# Анализ тональности отзывов

Сначала возьмем выборку отзывов на фильмы из NLTK:

In [19]:
import nltk
from nltk.corpus import movie_reviews
import numpy as np

negids = movie_reviews.fileids('neg')
posids = movie_reviews.fileids('pos')

In [2]:
# для сохранения ответов
def saveAnswer(data, name):
    with open(name, 'w') as file:
        file.write(data)

Приготовим список текстов и классов как обучающую выборку:

In [3]:
negfeats = [" ".join(movie_reviews.words(fileids=[f])) for f in negids]
posfeats = [" ".join(movie_reviews.words(fileids=[f])) for f in posids]

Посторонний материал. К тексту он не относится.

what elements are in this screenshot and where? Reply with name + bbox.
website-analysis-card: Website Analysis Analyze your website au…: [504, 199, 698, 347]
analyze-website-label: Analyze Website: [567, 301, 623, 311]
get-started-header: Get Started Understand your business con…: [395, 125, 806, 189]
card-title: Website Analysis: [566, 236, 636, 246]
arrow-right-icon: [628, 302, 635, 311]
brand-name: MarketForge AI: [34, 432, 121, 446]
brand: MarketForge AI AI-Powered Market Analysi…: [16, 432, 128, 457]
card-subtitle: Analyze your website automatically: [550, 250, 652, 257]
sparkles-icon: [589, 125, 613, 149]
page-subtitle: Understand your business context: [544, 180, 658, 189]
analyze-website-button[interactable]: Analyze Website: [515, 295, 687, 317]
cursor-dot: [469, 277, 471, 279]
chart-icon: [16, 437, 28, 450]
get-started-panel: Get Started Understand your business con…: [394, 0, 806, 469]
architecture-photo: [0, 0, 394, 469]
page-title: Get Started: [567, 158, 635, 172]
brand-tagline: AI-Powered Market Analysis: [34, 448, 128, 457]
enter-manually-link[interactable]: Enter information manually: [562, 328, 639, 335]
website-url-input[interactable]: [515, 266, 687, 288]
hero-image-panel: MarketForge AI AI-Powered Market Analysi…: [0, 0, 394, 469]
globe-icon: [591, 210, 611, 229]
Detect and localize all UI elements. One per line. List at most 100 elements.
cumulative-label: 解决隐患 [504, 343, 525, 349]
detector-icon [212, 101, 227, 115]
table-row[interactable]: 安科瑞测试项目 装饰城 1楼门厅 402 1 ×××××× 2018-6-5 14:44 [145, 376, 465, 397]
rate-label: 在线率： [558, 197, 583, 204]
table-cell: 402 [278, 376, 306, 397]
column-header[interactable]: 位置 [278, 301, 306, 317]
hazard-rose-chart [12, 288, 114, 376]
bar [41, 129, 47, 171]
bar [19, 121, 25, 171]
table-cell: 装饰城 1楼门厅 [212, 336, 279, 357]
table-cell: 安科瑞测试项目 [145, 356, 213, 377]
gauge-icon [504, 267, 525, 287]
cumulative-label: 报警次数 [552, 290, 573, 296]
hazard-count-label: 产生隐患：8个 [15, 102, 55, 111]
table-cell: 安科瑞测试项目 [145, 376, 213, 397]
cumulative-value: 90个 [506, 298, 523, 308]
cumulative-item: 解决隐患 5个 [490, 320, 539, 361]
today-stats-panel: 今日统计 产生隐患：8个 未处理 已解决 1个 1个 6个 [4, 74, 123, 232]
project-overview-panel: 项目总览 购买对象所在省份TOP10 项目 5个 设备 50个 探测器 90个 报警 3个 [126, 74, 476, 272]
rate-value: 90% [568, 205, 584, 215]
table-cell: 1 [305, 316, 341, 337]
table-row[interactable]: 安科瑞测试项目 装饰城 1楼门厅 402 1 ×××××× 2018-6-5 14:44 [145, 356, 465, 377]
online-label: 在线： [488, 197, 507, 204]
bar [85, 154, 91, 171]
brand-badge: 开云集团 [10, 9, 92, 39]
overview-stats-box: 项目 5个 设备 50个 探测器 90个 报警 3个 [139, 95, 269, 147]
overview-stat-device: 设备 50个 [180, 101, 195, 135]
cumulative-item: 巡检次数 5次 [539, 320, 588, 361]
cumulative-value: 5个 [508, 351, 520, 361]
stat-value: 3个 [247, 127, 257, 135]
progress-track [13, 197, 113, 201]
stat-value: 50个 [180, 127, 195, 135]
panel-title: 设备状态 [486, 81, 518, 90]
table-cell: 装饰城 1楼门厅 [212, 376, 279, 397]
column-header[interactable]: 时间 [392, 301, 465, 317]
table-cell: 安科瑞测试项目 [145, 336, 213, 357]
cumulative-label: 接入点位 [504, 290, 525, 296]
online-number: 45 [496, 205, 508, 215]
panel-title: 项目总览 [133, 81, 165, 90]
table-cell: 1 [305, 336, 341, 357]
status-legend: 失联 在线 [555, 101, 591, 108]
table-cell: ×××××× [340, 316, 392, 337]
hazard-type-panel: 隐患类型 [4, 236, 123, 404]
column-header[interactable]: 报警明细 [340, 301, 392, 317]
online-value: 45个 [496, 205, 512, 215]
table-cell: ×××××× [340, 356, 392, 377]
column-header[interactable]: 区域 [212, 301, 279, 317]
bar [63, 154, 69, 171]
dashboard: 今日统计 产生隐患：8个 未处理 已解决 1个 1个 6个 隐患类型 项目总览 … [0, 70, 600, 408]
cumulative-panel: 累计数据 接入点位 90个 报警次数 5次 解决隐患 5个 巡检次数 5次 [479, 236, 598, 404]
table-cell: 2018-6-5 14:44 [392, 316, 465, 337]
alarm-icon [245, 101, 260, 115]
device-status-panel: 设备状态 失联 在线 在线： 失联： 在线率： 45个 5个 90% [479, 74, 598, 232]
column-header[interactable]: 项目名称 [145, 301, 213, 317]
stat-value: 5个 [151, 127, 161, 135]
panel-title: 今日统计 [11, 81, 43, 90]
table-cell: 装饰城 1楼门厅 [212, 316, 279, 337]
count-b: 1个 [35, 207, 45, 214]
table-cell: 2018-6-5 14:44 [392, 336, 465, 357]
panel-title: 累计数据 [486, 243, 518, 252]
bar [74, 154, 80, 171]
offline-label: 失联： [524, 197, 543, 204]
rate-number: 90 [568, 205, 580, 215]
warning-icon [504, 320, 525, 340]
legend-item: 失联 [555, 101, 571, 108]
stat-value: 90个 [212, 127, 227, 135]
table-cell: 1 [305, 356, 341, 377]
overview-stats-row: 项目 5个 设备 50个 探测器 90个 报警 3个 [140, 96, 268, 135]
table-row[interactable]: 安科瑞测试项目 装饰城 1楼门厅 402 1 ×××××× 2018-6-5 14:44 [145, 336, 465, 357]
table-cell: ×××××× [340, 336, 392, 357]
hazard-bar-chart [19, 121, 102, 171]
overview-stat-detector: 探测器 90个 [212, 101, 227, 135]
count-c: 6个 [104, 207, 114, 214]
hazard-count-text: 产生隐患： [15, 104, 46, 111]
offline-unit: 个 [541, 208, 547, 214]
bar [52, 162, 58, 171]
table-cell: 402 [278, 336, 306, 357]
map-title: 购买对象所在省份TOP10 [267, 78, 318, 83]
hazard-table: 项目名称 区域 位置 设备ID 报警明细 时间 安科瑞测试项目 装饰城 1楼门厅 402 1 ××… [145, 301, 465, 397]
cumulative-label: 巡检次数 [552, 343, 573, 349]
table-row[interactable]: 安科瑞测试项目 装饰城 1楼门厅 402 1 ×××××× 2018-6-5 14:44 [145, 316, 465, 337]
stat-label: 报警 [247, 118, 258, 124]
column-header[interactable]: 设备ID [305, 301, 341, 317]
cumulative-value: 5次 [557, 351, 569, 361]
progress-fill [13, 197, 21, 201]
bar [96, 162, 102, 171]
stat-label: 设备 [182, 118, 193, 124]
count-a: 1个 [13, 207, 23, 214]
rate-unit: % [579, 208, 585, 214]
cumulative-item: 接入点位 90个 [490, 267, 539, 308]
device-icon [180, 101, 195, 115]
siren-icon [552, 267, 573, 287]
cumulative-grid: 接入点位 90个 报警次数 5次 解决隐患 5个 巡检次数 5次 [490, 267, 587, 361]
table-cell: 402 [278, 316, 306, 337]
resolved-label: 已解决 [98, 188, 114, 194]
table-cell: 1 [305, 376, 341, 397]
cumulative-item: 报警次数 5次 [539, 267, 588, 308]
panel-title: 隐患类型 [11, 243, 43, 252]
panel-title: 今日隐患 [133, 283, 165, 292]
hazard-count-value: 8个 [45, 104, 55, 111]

texts = negfeats + posfeats
labels = [0] * len(negfeats) + [1] * len(posfeats)

In [4]:
print len(negfeats)
print len(posfeats)
print len(texts)

saveAnswer(str(len(texts)), 'finalAnswer1.txt')

rez = len(posfeats)/(len(texts)*1.)
saveAnswer(str(rez), 'finalAnswer2.txt')
print rez

1000
1000
2000
0.5


Импортируем нужные нам модули

In [5]:
from sklearn.feature_extraction.text import TfidfTransformer, CountVectorizer, TfidfVectorizer
from sklearn.linear_model import LogisticRegression, SGDClassifier
from sklearn.svm import LinearSVC
from sklearn.cross_validation import cross_val_score
from sklearn.pipeline import Pipeline



###Оценка качества работы разных классификаторов

In [6]:
vectorizer = CountVectorizer()
matrix = vectorizer.fit_transform(texts)

In [7]:
print matrix.shape
saveAnswer(str(matrix.shape[1]), 'finalAnswer3.txt')

(2000, 39659)


In [8]:
pipe = Pipeline(
            [("vectorizer", vectorizer),
            ("classifier", LogisticRegression())]
        )

score = cross_val_score(pipe, texts, labels, scoring='accuracy').mean()
print score
saveAnswer(str(score), 'finalAnswer4.txt')

0.836021650393


In [9]:
score = cross_val_score(pipe, texts, labels, scoring='roc_auc').mean()
print score
saveAnswer(str(score), 'finalAnswer5.txt')

0.910776493783


In [10]:
fit = pipe.fit_transform(texts, labels)



In [11]:
clf = pipe.get_params()['classifier']
vct = pipe.get_params()['vectorizer']

In [12]:
coef = clf.coef_[0]
coefSort = sorted(range(len(coef)), key=lambda k: coef[k])

In [13]:
print [coef[val] for val in coefSort[:5]]
features = vct.get_feature_names()
attrs = [features[val] for val in coefSort[:5]]
print attrs

saveAnswer(' '.join(attrs[:2]), 'finalAnswer6.txt')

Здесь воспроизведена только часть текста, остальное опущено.